Femmes du Sahel à la Casa Árabe

Irène López de Castro est, parmi les Espagnols, l'une des personnes qui connaissent le mieux Tombouctou, la mythique Tim-Buktu, le puits de Buktu, la jeune esclave touareg qui a donné naissance au Ve siècle à l'une des plus belles et fascinantes enclaves d'Afrique. Voyageuse au Sahel, et plus particulièrement au Mali depuis plus de trente ans, cette peintre madrilène a su capter dans ses œuvres l'essence même de la vie dans ce que de nombreux aventuriers voulaient voir comme une sorte d'eldorado africain.
Ce long voyage et cette expérience sociale avec la population locale sont illustrés par López de Castro dans une grande exposition qui, sous le titre générique de "Femmes du Sahel", peut être vue à la Casa Árabe de Madrid jusqu'au 25 juillet. Un événement qui s'inscrit dans le cadre de la présidence espagnole de l'assemblée générale de l'Alliance Sahel et qui est complété par une autre exposition, organisée par l'artiste elle-même, à la Casa África de Las Palmas de Gran Canaria, intitulée " La Herencia del Bogolanfini " (L'héritage du Bogolanfini).
Les paysages et les scènes de la vie quotidienne sur les rives du fleuve Niger rapprochent le spectateur d'une région apparemment lointaine, mais qui est entrée brutalement dans l'actualité mondiale à la suite de l'irruption du terrorisme de Daesh au Mali et dans les autres pays qui composent la ceinture sahélienne. López de Castro a répété à de nombreuses reprises que Tombouctou, également ravagée et pillée par le terrorisme djihadiste, a été et est en fait au centre du monde. Une zone et une enclave dans lesquelles les femmes seront une fois de plus décisives pour récupérer l'héritage de l'un des grands centres intellectuels et spirituels de l'Islam.

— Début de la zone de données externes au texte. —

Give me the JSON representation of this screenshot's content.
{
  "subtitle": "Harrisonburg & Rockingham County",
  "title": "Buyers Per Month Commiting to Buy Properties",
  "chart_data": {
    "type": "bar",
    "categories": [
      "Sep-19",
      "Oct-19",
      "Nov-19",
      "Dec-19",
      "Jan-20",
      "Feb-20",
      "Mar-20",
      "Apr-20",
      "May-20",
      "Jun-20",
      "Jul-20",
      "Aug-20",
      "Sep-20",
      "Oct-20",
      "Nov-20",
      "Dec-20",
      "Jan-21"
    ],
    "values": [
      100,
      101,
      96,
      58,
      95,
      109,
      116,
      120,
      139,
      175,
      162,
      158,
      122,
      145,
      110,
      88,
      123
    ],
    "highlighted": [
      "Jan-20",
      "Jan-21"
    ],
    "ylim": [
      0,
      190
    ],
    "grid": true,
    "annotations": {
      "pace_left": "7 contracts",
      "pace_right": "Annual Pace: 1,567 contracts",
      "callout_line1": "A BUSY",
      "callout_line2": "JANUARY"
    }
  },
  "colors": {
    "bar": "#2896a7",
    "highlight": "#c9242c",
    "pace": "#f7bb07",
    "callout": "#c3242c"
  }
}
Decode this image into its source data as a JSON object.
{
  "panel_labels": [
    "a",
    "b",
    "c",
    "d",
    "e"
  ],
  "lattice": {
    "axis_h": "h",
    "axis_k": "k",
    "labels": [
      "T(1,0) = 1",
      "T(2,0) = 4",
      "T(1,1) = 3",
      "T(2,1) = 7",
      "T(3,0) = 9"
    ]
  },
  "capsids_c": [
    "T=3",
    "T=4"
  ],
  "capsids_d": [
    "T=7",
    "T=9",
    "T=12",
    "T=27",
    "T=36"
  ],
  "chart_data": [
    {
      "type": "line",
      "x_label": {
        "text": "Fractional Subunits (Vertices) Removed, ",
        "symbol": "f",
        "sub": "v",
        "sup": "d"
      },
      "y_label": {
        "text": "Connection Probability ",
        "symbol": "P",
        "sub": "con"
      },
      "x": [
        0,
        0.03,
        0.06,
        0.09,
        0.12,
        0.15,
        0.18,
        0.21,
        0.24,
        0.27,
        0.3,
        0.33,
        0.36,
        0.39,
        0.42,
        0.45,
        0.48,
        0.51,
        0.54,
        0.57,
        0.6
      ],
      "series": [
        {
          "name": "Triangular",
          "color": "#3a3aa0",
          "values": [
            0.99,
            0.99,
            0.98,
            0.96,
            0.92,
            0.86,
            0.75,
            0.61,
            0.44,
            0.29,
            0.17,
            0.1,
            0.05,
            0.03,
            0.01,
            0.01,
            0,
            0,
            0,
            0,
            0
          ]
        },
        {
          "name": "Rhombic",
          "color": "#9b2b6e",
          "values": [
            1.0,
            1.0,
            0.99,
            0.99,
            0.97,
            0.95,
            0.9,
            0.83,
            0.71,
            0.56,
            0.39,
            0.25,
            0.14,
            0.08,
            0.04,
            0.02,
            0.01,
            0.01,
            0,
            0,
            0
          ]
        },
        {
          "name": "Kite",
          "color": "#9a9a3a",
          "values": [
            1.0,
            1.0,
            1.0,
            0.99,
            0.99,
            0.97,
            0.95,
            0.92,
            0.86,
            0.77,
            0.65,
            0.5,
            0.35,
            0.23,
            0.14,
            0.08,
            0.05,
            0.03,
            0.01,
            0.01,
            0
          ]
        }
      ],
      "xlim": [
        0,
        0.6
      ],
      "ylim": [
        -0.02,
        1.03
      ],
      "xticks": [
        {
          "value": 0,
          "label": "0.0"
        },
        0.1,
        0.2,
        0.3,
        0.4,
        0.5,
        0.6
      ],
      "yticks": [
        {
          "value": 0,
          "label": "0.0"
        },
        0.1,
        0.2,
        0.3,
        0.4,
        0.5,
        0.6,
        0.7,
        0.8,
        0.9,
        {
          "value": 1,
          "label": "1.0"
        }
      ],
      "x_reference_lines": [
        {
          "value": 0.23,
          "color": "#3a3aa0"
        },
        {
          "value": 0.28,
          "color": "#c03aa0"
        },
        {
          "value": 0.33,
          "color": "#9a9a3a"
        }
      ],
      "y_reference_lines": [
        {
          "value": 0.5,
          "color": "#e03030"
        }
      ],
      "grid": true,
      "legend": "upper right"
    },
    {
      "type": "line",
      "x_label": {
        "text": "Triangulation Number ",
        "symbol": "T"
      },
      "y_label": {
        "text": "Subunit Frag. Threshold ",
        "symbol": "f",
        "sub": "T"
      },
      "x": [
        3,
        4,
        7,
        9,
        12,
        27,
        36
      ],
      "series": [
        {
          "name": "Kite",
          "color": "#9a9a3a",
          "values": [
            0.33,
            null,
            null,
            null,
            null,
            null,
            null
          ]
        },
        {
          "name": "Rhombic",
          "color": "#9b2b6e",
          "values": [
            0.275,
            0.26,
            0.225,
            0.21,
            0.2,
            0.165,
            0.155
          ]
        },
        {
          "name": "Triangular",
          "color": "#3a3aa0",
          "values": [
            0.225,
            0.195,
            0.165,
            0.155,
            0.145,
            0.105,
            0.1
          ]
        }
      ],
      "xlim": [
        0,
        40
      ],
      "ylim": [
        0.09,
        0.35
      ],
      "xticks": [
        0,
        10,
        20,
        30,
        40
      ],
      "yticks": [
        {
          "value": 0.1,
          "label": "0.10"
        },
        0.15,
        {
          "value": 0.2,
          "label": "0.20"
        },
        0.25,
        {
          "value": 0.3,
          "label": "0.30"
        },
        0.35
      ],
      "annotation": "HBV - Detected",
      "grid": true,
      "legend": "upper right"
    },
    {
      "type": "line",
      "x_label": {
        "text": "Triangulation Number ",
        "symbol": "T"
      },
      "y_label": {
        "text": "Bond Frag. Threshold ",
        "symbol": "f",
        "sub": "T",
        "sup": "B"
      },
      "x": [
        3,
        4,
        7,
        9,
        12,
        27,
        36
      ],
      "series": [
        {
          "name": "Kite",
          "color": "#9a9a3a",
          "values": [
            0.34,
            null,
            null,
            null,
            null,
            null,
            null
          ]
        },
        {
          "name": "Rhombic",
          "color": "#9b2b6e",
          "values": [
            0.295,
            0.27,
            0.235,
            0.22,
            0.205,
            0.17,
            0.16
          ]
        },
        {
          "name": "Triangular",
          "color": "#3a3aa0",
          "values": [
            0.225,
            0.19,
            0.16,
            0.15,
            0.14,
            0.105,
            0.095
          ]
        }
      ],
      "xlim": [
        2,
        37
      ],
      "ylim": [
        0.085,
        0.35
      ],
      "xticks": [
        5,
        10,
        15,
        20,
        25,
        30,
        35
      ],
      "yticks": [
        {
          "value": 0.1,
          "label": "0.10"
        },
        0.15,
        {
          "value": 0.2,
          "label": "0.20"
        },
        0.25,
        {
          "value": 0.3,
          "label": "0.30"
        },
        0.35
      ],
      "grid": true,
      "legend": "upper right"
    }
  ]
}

Le peintre madrilène contribue de manière significative à la connaissance de l'autre réalité du Sahel, celle qui se reflète dans les scènes quotidiennes et dans les visages et les figures des femmes qui soutiennent l'échafaudage d'une société florissante, un important carrefour de routes, de cultures et de personnes. Il le fait en utilisant des techniques mixtes, avec des supports en bois, des pierres ou du bogolan, la technique malienne qui utilise de la boue fermentée pour teindre le tissu manuellement. C'est son propre hommage à la nature, en rejetant les matériaux qui ne lui sont pas intimement liés. L'artiste fusionne ainsi la technique africaine avec la sienne dans des toiles réalisées avec de la peinture de boue et le soleil malien.
Cette étape à la Casa Árabe de Madrid est la suite de son voyage artistique à travers l'Italie, la France et la Corée du Sud, où elle a exposé plusieurs de ses œuvres inspirées de ses expériences au Sahel. Le Musée national du Mali a lui-même accueilli en 2017 son exposition intitulée "Au cœur du Mali", reconnue comme l'une des contributions artistiques les plus remarquables parmi celles exposées à Bamako. Il y a quelques mois, le Cercle royal artistique de Barcelone a également accueilli l'exposition "Femmes de Tombouctou". Irene López de Castro annonce également la publication prochaine de ses Mémoires du fleuve Niger. Une énorme richesse d'expériences et d'expressions artistiques. Ce n'est pas en vain qu'elle a elle-même appelé ce cours d'eau, à de nombreuses reprises, le "fleuve de la vie".